Whenever we pray, we might pray for others, for the world, for rescue, for help, for justice, for direction. This is right and proper as we pray for the coming of God’s kingdom. However, whatever we might pray for, the primary object upon which our prayers have an effect is ourselves.
I would like to suggest that this is both the outcome of divine grace as well as divine wisdom. It is the outcome of divine grace because God gives us more than we ask for. We pray for God to address a situation over there but God graciously gives us more than we can ask or think and so he also addresses the situation within ourselves, for which he have not prayed.
However, it is also an act of divine providence. God recognises that we do not know how to pray as we ought. So all too often when we pray ‘thy kingdom come’ what we really mean is ‘God please fix that problem over there.’ However, God recognises that the real issue lies within us, so God addresses the issue in me in order to address the issues about which I have concerns.
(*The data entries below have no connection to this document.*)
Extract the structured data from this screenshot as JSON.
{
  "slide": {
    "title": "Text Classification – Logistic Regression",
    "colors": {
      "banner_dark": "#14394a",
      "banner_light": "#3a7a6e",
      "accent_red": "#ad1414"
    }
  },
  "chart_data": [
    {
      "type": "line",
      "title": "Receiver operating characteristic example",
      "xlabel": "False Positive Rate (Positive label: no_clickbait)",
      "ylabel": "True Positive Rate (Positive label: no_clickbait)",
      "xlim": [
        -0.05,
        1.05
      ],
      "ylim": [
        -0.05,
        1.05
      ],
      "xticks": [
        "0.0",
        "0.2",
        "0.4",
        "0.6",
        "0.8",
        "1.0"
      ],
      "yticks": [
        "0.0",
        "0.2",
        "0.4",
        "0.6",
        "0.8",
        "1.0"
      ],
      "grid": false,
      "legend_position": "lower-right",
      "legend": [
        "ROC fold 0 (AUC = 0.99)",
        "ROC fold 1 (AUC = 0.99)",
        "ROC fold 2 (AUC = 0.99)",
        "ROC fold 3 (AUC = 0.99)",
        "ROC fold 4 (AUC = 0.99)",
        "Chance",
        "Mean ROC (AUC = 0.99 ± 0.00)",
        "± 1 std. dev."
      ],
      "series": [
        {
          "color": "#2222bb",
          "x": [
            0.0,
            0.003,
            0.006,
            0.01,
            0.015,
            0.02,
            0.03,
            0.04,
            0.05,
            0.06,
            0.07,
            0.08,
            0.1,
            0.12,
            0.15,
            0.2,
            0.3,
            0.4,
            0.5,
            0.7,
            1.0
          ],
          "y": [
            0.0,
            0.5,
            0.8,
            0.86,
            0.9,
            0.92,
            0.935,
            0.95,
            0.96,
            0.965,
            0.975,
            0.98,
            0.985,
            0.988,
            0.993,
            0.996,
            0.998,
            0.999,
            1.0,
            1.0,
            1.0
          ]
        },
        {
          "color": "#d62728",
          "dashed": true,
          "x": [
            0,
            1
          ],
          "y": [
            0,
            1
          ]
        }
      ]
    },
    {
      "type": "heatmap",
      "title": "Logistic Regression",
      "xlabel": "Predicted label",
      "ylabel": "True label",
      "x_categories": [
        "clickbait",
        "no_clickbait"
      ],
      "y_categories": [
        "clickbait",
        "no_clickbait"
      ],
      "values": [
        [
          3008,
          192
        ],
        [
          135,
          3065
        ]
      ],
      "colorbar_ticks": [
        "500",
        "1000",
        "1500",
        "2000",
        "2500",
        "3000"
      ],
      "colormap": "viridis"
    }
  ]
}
So when I pray that God will help my wife to be a better spouse to me, God answers that prayer by transforming my heart to make me a better husband. When we pray for God to change the world, the first thing that God does is to change us, so that we can change the world. When we pray for help the first thing that God does is to lift the scales from our eyes to remind us that he who is for us is greater than he that is against us. When we pray for divine retribution God changes our hearts so that we can contemplate divine forgiveness. When we pray for the Church to grow God gives us a passion for those who do not yet know
Jesus and the confidence to share the Good News of the gospel. In many ways, it hardly matters what we pray for, because the primary object upon which our prayers have an effect is ourselves. So if you don't want to change, I suggest that you stay well away from prayer, because serious, consistent and diligent prayer, will mess up your life!
However, this is precisely why we pray thy kingdom come, not only because we recognise that we do not know how to pray as we ought, but also because we can see that we are so easily blinded to those areas of our lives which are most in need of divine transformation. In praying ‘thy kingdom come’ not only do we invite God to have his way in his world, more crucially we invite god to have his way in us.